Она тоже была растрогана, ее пухлое лицо стало почти красивым.
Неожиданно Ксаверий подвел его к сидевшей возле окна пожилой даме. Станкевич давно обратил на нее внимание. С самого начала она сидела, не двигаясь и опираясь на трость, в специально, надо полагать, приготовленном для нее кресле. Лицо умное и печальное одновременно.
— Я слышала, вы из России, — сказала она так громко, что несколько гостей повернулись в их сторону. Он кивнул и, заложив руки за спину, стал рядом, наклонившись к ней.
— Ксаверий мне говорил, что вы собираетесь вернуться в Польшу?
— О, это пока еще не решено.
Она покачала головой и минуту спустя, уже тише, сказала:
— Возвращайтесь. Нам сейчас как никогда нужны образованные и энергичные люди. Как раз такие, как вы, не зависящие от имений, от земли. — Она повернула голову, глянула на него быстрыми, живыми глазами. — Я хорошо знала вашего отца. Я дальняя родственница ваша и Эльжуни Рабской.
Станкевич кивнул и пробурчал нечто неопределенное.

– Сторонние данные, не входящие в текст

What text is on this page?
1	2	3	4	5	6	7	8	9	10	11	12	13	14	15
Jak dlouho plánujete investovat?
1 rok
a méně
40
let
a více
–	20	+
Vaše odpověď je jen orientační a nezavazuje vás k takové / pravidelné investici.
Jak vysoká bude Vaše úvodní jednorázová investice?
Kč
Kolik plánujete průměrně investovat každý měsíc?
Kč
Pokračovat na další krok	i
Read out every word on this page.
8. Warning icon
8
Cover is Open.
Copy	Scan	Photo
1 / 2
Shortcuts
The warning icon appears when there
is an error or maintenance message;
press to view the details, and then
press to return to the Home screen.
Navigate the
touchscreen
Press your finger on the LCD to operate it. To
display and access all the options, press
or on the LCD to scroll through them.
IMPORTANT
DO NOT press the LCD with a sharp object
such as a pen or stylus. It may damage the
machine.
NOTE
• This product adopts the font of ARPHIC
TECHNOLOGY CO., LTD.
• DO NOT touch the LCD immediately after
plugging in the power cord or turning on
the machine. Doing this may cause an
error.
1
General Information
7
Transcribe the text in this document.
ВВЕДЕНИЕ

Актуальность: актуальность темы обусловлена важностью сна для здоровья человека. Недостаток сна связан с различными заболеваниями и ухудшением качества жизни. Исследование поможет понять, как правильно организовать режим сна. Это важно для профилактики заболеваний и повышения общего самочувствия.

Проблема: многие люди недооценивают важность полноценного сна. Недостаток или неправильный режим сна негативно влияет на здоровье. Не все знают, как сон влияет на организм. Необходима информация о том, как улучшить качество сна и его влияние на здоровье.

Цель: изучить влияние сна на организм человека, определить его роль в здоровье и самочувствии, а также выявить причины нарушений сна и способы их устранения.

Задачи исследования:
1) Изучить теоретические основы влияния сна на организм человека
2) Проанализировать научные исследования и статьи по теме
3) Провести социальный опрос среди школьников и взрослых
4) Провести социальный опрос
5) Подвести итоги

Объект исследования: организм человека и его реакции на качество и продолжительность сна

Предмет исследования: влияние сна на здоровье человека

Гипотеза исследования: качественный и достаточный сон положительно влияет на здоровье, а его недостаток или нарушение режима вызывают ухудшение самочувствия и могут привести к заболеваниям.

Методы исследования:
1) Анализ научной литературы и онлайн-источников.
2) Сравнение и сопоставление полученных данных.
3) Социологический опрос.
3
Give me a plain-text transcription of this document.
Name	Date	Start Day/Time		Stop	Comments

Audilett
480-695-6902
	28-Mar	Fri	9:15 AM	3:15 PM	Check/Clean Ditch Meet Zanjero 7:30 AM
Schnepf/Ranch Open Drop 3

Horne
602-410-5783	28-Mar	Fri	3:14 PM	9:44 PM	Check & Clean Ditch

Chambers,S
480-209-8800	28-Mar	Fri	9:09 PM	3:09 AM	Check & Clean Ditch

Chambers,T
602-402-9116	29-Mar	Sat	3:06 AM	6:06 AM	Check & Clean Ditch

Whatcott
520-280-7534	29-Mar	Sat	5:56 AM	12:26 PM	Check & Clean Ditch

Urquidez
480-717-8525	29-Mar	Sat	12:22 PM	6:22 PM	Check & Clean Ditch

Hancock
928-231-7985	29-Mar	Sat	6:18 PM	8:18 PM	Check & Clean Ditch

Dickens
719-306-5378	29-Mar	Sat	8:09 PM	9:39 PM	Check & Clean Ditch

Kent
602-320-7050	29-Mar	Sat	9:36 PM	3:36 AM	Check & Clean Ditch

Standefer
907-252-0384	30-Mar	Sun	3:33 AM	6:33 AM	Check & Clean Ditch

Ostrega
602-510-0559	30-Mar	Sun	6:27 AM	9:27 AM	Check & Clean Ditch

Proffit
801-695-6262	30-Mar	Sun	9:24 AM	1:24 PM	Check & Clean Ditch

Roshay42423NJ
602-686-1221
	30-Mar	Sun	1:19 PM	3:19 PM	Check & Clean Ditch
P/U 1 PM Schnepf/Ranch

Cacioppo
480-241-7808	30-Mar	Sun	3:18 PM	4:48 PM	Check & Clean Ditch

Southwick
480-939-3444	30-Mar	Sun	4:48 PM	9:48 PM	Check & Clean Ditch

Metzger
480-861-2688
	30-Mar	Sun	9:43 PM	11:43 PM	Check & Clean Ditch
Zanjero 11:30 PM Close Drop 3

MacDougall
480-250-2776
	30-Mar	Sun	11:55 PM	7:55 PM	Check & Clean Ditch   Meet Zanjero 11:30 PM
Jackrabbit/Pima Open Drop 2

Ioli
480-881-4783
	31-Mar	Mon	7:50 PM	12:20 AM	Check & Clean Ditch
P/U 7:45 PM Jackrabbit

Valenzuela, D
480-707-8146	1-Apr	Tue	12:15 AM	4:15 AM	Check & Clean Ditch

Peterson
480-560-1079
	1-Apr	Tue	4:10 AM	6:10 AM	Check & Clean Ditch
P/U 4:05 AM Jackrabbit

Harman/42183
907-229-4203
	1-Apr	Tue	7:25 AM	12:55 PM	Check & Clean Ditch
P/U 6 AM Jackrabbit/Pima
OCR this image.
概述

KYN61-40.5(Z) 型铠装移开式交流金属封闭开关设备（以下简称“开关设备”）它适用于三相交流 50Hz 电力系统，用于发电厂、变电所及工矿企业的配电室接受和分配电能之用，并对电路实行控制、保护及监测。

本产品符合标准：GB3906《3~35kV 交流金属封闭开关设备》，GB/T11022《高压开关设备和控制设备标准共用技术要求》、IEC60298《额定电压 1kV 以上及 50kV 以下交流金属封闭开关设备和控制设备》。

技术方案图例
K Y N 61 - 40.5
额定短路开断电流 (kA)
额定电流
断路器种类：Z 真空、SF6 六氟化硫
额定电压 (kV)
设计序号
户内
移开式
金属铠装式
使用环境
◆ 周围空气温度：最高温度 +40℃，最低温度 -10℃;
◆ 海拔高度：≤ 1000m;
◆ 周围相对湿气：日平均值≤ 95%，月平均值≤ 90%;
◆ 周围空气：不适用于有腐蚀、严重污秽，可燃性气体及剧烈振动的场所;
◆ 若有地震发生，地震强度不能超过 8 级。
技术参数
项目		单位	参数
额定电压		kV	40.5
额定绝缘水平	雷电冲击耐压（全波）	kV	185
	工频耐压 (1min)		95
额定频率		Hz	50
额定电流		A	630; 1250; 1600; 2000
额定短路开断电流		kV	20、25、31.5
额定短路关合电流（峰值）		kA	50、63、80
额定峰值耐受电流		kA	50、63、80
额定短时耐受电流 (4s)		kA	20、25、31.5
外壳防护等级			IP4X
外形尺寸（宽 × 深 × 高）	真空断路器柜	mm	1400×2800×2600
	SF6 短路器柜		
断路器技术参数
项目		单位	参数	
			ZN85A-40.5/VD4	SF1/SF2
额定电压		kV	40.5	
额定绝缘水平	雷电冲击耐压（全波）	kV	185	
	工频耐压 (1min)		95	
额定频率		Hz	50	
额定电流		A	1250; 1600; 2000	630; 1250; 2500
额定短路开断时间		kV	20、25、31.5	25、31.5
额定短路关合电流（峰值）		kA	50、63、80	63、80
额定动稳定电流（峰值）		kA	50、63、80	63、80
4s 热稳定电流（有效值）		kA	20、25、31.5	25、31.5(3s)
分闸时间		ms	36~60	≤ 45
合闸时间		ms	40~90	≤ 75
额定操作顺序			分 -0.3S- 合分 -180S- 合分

— Возвращайтесь! — повторила она настойчиво и, стукнув палкой о пол, добавила: — Я живу в Лодзи, там много фабрик, но ни одна не принадлежит поляку. Владельцы — евреи, немцы, русские и черт знает кто, но только не поляки; это значительно хуже, чем проигранное восстание. Мы судорожно цепляемся за приходящие в упадок поместья, теряя самое важное. Промышленность — вот сила, а сила — это власть. Здесь нужны молодые, образованные, независимые люди. Земля дает нам возможность существовать, однако не прибавляет силы. Ваш отец был отважным и порядочным человеком, но привязан был к тому, что кануло в вечность. — Она глубоко вздохнула и, поправившись в кресле, продолжала: — Все, кого вы здесь видите, — люди дельные и порядочные. Только что проку? И потому возвращайтесь. Вы одинокий, вам нечего там искать. Ваша страна здесь. Кавказ оставьте в покое. Наверняка прекрасные края, но не наши. — Она опустила голову и добавила что-то еще, но так тихо, что Станкевич не расслышал. К утру сплясали мазурку. Все были усталые, сонные, но, когда грянул красивый, стремительный мотив, с огоньком исполненный оркестром, танцоры сразу вошли в ритм и заплясали вовсю. Прислонясь к стене, Станкевич не без удовольствия наблюдал мчащиеся мимо пары. Пока ехали обратно в Собботы, он всю дорогу напевал эту мелодию.
В Варшаве он проторчал еще около двух недель. Побывал в нескольких кафе, еще раз в театре, теперь уже на весьма забавной комедии Балуцкого.
В начале февраля наступили солнечные, почти весенние дни, и он много бродил по городу, по Лазенкам, Уяздовским Аллеям, полюбил с наступлением сумерек смотреть из Старого Города на Вислу. Как-то вечером поужинал с молодым пехотным поручиком, трапеза завершилась отчаянной попойкой. Фамилия поручика была Кузнецов, он отличался феноменальной глупостью и с плебейским энтузиазмом относился ко всему, чем в настоящий момент увлекался. Весь вечер, не умолкая, он твердил, что Варшава — самый симпатичный из всех известных ему городов. Станкевич не возражал, и, кстати, не ошибся, потому что, как выяснилось позднее, Кузнецов, кроме Варшавы, знал только Кострому, где родился. В полночь заглянули к девочкам, там было и в самом деле весьма славно.